Con cervezas, mezcal y queso, era imposible rechazar una compañía
bastante más encantadora que mis programas de hackeo y mi
computadora Linux de modelo arqueológico.
Así
pues, entre especulaciones, apuestas y tragos dominicales, el
domingo pasado llegamos al tercer capítulo de la octava y última
temporada de Game of Thrones. Un capítulo medular titulado La
larga noche en que por fin casi todas las fuerzas de lo vivo
―olvidando viejas rencillas― se enfrentan juntas, por su
supervivencia, a un ejército de caminantes blancos: cadáveres
andantes, hambrientos, salvajes, malolientes y descarnados; muy del
estilo de las películas de zombis.
Aunque
puede parecer curioso en alguien que dudosamente puede manejar un
bate de beisbol sin que se le disloque el hombro, soy amante de las
secuencias de batallas. Me encantaría contarles con detalle y
sadismo spoilero la cruenta masacre sobre la que trata el
capítulo. Sin embargo, la verdad es que no vi casi nada, pues la
batalla se desarrolló en una neblina oscura y azulada como la boca
de uno de esos cuerpos trashumantes. Además soy miope, así que vi
aún menos de lo evidente, y si no hubiera estado acompañado de mis
amigos, pensaría ―en mi desesperación― que mi discapacidad
visual me estaba jugando otra mala pasada.
Pero
la incertidumbre no desmereció la sesión: la penumbra y la música
nos mantuvieron en una tensión de manos sudorosas, sobresaltos de
corazón, y gritos de lamento por la muerte de algún personaje
especialmente cercano a nuestros corazones. Como todos en este mundo,
yo también discrimino: soy fan, en orden decreciente, de los
dragones,
Tyrion Lannister, Arya Stark, Bran
Stark, Davos
Seaworth y Jon
Snow. Eso con respecto al elenco
regular
aún vivo.
Daenerys
Targaryen, por supuesto, se cuece aparte. Desde que conocí a la
madre de los dragones, pensé que era inevitable incluirla en mi Libreta
de amores improbables.
Un registro de mis temporales infortunios erótico-amorosos que
incluye, entre otras, a Mónica Bellucci, Alejandra Pizarnik,
Isabelle Stengers, Black Widow, Dolores
del Río
y Rosa de Luxemburgo.
Daenerys
no sólo se
acerca demasiado a
mi biotipo preferido de mujer: pequeña, caderona,
mesomorfa y de cintura escapular estrecha; sino que además tiene
trenzas plateadas como columnas salomónicas y es arrogante,
inteligente e inmune al fuego. Sería la cómplice perfecta en caso
de que decidamos dedicarnos al huachicoleo.
Tiene
sus defectos. ¡Claro! Es repulsivamente cursi: tanto como para
perder un dragón salvando a su crush del momento, Jon Snow.

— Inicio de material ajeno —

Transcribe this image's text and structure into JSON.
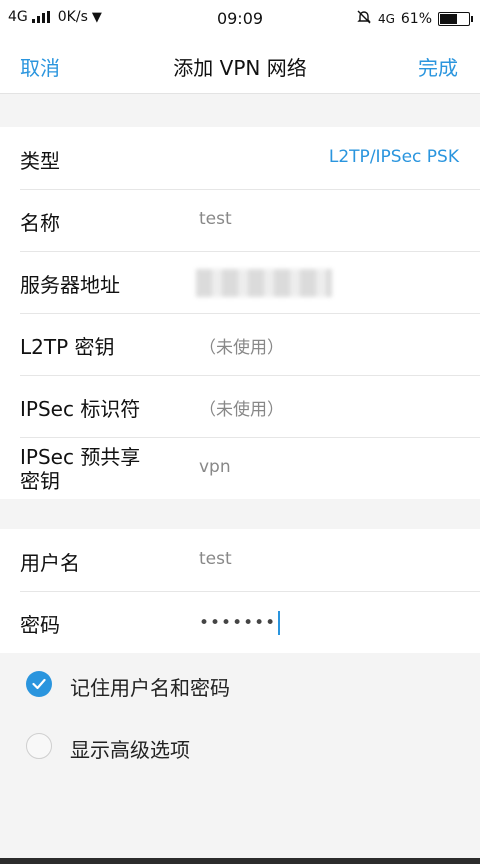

Además, no parece ser la más ducha como jinete de dragones. En el
único spoiler que puedo darles (con imprecisión) parece que
en este capítulo, Danny tuvo la brillante ocurrencia de perder otro
dragón. Si los dragones pueden volar, ¿a quién carajos se le
ocurre poner a caminar a uno entre una horda de zombis de ojos
azules? Soy, sin embargo, magnánimo; puedo perdonarle su ineficacia
y sensiblería.
En
todo caso, de momento, Daenerys
está no sólo ocupada recuperando el trono de los siete reinos, sino
que parece enamorada de Jon Snow. No
obstante,
a pesar de su nobleza,
el tal Snow no tiene nada que ver con el antiguo y difunto amante de
Daenarys, Drogo Khal, el jefe bárbaro de los dothraki. Ese
sí era un hombresototote como para ser Rey de todas las tierras y,
en especial, de la
inmensidad de los
mares. Por fortuna, Drogo ya está muerto. Asimismo, Daenerys se
enteró recientemente que es tía de Jon, que en realidad se llama
Aegon Targaryen, y que es el heredero al trono por el cual todos se
pelean. Ello asegura una relación incestuosa que muy bien puede
acabar en una guerra descomunal para ver cuál de los dos paga la
terapia, se lleva la casa, el coche y la mitad de los hijos.
Además,
las
cópulas
entre tías y sobrinos suelen procrear niños con colas de cochino
como enseñó el insigne genetista Gabriel García Marquez. Así que
no pierdo las esperanzas y en mis momentos de optimismo me gusta
pensar que, aunque Jon Snow es bello como ninguno, también es hasta
más teto que yo.
Juro
que no mezclé drogas en la escritura de este texto.